Remember that the book was written in 2003 and its events occur in 2001, during the G.W.Bush years. Many American intellectuals were disillusioned by his foreign policy and it was rather difficult being American abroad at the time. Therefore she created Eva, as a self criticizing American, always eager to travel to get away from it all, verbalizing her preference for Europe. The husband, Franklin, on the other hand, is patriotic, especially from his approach to things, his culture and lifestyle.
However, I would like to append, and if I could reach Lionel Shriver, I would tell her this: Eva Khatchadourian is a typical American woman. She epitomizes the American woman of the new century who is empowered in her home and family setting, in a style that can simply and exclusively be qualified as American.
Eva's attitude towards her career, her feeling of independence bordering on selfishness, which allowed her to leave her husband and later her family for travel, her approach to family dynamics are culturally American, in the same way Jumpha Lahiri's women, even after they have emigrated to the USA, are culturally Indian.
Moreover, what I identified from the beginning, whether it was Franklin (the husband) or Eva, was their American way of parenting: the father is always indulgent with his son, always excusing him, always reaching for the ideal frizbee-baseball tossing relationship.
The mother, who is critical of the American lifestyle, indulges herself in self fulfilling prophecies, that are based on presumptions that children have adult-like motivations and aren't as innocent as they appear. Why does she over-interpret things? If her baby didn't take to the breast, then she thinks he rejected her. His toilet training problems meant he was waging war against her. This approach to child-rearing comes from a liberal over-analytical stance.
Her "Americanism" was to overthink the whole condition of motherhood, to make it sound like yet another "choice" from the whole array of "freedoms" that is offered to each and every. This mentality is opposed to the fatalist mentality that makes you a mother, more "naturally", without really thinking about it, and of assuming the parental responsibilities with more enthusiasm, if not nonchalance, once it occurs.

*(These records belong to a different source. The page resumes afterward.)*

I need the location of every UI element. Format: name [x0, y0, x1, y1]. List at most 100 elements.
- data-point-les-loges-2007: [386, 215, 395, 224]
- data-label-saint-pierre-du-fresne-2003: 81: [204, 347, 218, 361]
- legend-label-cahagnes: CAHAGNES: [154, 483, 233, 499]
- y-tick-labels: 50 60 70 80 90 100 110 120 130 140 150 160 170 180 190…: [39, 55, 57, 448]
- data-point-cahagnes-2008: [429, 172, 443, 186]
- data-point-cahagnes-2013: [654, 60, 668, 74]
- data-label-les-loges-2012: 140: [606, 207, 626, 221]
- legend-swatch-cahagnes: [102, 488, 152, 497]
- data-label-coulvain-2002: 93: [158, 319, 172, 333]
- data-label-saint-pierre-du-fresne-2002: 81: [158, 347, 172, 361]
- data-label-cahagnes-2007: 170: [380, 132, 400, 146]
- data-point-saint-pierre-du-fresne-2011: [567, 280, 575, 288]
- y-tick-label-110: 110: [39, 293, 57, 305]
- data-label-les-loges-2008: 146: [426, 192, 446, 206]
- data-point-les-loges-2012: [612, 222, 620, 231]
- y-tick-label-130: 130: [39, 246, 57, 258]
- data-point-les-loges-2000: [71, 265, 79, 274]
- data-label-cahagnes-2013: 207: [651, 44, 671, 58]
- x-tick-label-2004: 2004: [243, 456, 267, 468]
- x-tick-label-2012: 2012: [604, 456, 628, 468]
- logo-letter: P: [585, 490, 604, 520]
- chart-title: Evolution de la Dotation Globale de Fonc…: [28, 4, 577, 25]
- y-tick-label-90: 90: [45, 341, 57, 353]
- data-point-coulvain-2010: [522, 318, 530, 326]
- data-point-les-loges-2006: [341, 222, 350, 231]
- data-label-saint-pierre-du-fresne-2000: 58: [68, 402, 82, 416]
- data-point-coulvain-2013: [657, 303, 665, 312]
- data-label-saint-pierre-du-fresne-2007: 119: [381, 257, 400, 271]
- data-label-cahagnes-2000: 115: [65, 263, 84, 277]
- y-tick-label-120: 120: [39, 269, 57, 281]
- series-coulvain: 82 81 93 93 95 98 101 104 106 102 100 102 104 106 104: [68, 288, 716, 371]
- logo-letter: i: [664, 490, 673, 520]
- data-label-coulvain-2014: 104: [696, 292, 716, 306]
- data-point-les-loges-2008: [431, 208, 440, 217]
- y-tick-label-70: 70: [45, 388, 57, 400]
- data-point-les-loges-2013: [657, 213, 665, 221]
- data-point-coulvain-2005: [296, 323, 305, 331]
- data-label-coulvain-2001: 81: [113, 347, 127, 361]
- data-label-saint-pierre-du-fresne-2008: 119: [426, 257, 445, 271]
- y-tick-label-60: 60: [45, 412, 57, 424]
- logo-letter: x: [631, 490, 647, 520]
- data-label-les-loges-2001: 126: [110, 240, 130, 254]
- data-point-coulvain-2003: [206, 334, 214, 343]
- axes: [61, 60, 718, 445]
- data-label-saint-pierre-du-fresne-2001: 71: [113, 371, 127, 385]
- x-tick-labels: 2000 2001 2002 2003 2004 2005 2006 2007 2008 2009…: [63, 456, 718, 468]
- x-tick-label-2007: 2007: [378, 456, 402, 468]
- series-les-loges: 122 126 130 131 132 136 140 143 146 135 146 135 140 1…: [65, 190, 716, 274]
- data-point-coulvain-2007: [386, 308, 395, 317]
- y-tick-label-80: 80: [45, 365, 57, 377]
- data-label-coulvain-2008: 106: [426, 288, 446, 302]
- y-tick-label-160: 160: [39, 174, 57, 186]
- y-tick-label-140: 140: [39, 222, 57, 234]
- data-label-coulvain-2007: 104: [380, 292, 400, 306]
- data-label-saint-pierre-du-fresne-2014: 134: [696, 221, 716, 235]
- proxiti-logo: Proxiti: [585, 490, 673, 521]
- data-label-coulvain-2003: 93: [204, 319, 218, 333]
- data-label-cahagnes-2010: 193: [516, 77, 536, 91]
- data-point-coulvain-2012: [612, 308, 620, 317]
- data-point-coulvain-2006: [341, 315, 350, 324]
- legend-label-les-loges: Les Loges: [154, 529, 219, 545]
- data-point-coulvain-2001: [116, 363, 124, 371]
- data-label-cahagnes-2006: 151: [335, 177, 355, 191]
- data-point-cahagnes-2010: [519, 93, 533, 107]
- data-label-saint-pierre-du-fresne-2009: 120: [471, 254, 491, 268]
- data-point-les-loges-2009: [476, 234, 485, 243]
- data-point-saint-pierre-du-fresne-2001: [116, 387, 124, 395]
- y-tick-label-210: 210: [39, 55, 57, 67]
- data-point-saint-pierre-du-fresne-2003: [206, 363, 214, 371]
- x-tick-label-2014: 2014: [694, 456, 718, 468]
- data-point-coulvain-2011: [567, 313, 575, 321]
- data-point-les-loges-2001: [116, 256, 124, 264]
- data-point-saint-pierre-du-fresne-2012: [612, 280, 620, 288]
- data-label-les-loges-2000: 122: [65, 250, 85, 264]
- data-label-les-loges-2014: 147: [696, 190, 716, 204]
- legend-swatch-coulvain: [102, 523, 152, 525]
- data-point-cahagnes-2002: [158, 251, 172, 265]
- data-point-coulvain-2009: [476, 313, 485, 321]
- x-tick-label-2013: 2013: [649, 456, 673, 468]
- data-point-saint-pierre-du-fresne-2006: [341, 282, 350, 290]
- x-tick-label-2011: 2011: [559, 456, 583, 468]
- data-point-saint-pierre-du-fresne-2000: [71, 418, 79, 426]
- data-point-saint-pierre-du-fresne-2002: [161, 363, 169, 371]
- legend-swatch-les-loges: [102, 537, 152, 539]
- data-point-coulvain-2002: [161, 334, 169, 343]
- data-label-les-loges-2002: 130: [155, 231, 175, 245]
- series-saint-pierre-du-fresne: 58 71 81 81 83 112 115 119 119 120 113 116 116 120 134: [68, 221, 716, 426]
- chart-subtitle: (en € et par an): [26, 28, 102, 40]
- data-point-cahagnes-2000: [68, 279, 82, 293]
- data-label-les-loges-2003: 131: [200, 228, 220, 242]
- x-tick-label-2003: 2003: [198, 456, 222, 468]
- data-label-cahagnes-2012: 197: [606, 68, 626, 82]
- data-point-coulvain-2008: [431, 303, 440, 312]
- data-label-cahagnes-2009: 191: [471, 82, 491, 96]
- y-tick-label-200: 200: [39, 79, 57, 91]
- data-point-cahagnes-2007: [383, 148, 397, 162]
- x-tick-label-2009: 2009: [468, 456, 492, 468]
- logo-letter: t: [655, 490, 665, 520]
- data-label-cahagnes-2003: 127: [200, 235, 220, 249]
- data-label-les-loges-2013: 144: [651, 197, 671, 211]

I have never wondered about the parents of criminals before this book, but I have frequently seen punks and adolescents sporting tatoos and piercings and wondered how they fit in the family dynamics: how their parents allowed them to wear a pink mohawk in the first place. It is all a question of authority and obedience. I think the "over indulgent"Franklin, the "self prophecizing" and hands off approach to parenting of Eva and the fact they disagreed about child rearing led to the development of Kevin.